My 2024 Reading In Review
Another year full of books! (Previous summaries: 2023,2022, 2021, 2020, 2019, 2018, 2017, 2016, 2015, 2014, 2013, 2012, 2011, 2010, 2009, 2008, 2007…
I read 63 books for the year, a few less than last year. I keep saying I’m going to stop logging to Goodreads, but it’s so easy and I’ve kept track there for so long that I still do it.

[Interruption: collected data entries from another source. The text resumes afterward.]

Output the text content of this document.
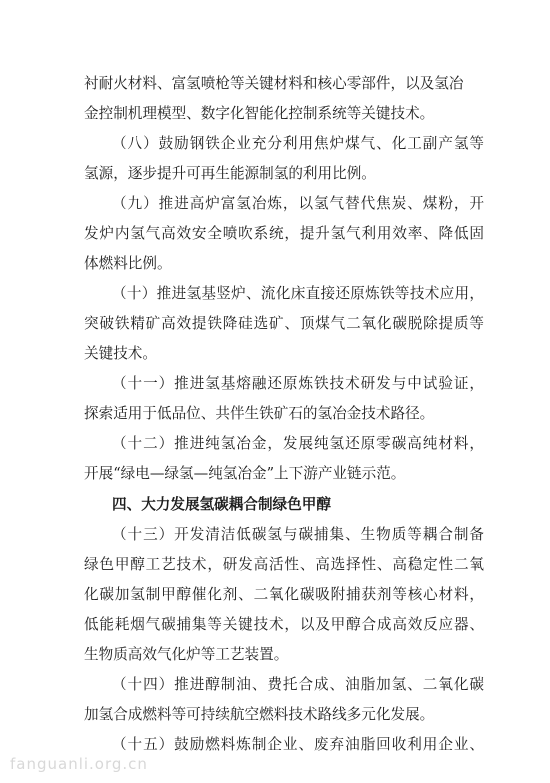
衬耐火材料、富氢喷枪等关键材料和核心零部件，以及氢冶
金控制机理模型、数字化智能化控制系统等关键技术。
（八）鼓励钢铁企业充分利用焦炉煤气、化工副产氢等
氢源，逐步提升可再生能源制氢的利用比例。
（九）推进高炉富氢冶炼，以氢气替代焦炭、煤粉，开
发炉内氢气高效安全喷吹系统，提升氢气利用效率、降低固
体燃料比例。
（十）推进氢基竖炉、流化床直接还原炼铁等技术应用，
突破铁精矿高效提铁降硅选矿、顶煤气二氧化碳脱除提质等
关键技术。
（十一）推进氢基熔融还原炼铁技术研发与中试验证，
探索适用于低品位、共伴生铁矿石的氢冶金技术路径。
（十二）推进纯氢冶金，发展纯氢还原零碳高纯材料，
开展“绿电—绿氢—纯氢冶金”上下游产业链示范。
四、大力发展氢碳耦合制绿色甲醇
（十三）开发清洁低碳氢与碳捕集、生物质等耦合制备
绿色甲醇工艺技术，研发高活性、高选择性、高稳定性二氧
化碳加氢制甲醇催化剂、二氧化碳吸附捕获剂等核心材料，
低能耗烟气碳捕集等关键技术，以及甲醇合成高效反应器、
生物质高效气化炉等工艺装置。
（十四）推进醇制油、费托合成、油脂加氢、二氧化碳
加氢合成燃料等可持续航空燃料技术路线多元化发展。
（十五）鼓励燃料炼制企业、废弃油脂回收利用企业、
fanguanli.org.cn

I also keep my Bookshelf site over on my own website which I prefer to link you to instead.
The list is almost exactly a 50/50 split between fiction and non-fiction.
Here’s the full list of reading, with particular standouts noted in bold:
Theology / Ministry
- Varieties of Christian Universalism by David W. Congdon
- The Lost World of the Prophets by John H. Walton
- Reading Genesis by Marilynne Robinson
- From The Maccabees to The Mishnah by Shaye J. D. Cohen
- A Window to the Divine by Zachary Hayes
- Wounded Pastors by Carol Howard Merritt
- Lamb of the Free by Andrew Remington Rillera
- Making All Things New by Ilia Delio
- Reaching Out by Henri J. M. Nouwen
- The Experience of God by David Bentley Hart
- The Hours of the Universe by Ilia Delio
- A Private and Public Faith by William Stringfellow
I wrote about the Zachary Hayes book this summer. It’s small and delightful. And I’m looking forward to revisiting Andrew Remington Rillera’s Lamb of the Free as a part of a book club starting next week.
Science and History
- The Kingdom, The Power, and The Glory by Tim Alberta
- Finding Zero by Amir D. Aczel
- The Murder of Professor Schlick by David Edmonds
- Ringmaster by Abraham Riesman
- The Grand Contraption by David Park
- Neurotribes by Steve Silberman (RIP)
- 3 Shades of Blue by James Kaplan
- A General Theory of Love by Thomas Lewis
- Space Oddities by Harry Cliff
- The Hidden Spring by Mark Solms
- Rise and Kill First by Ronen Bergman
- Black AF History by Michael Harriot
- Debt by David Graeber
Ringmaster is a biography/history of Vince McMahon and his WWE empire. It’s a must-read as we enter four more years of a Trump presidency that will be about image and story line rather than truth.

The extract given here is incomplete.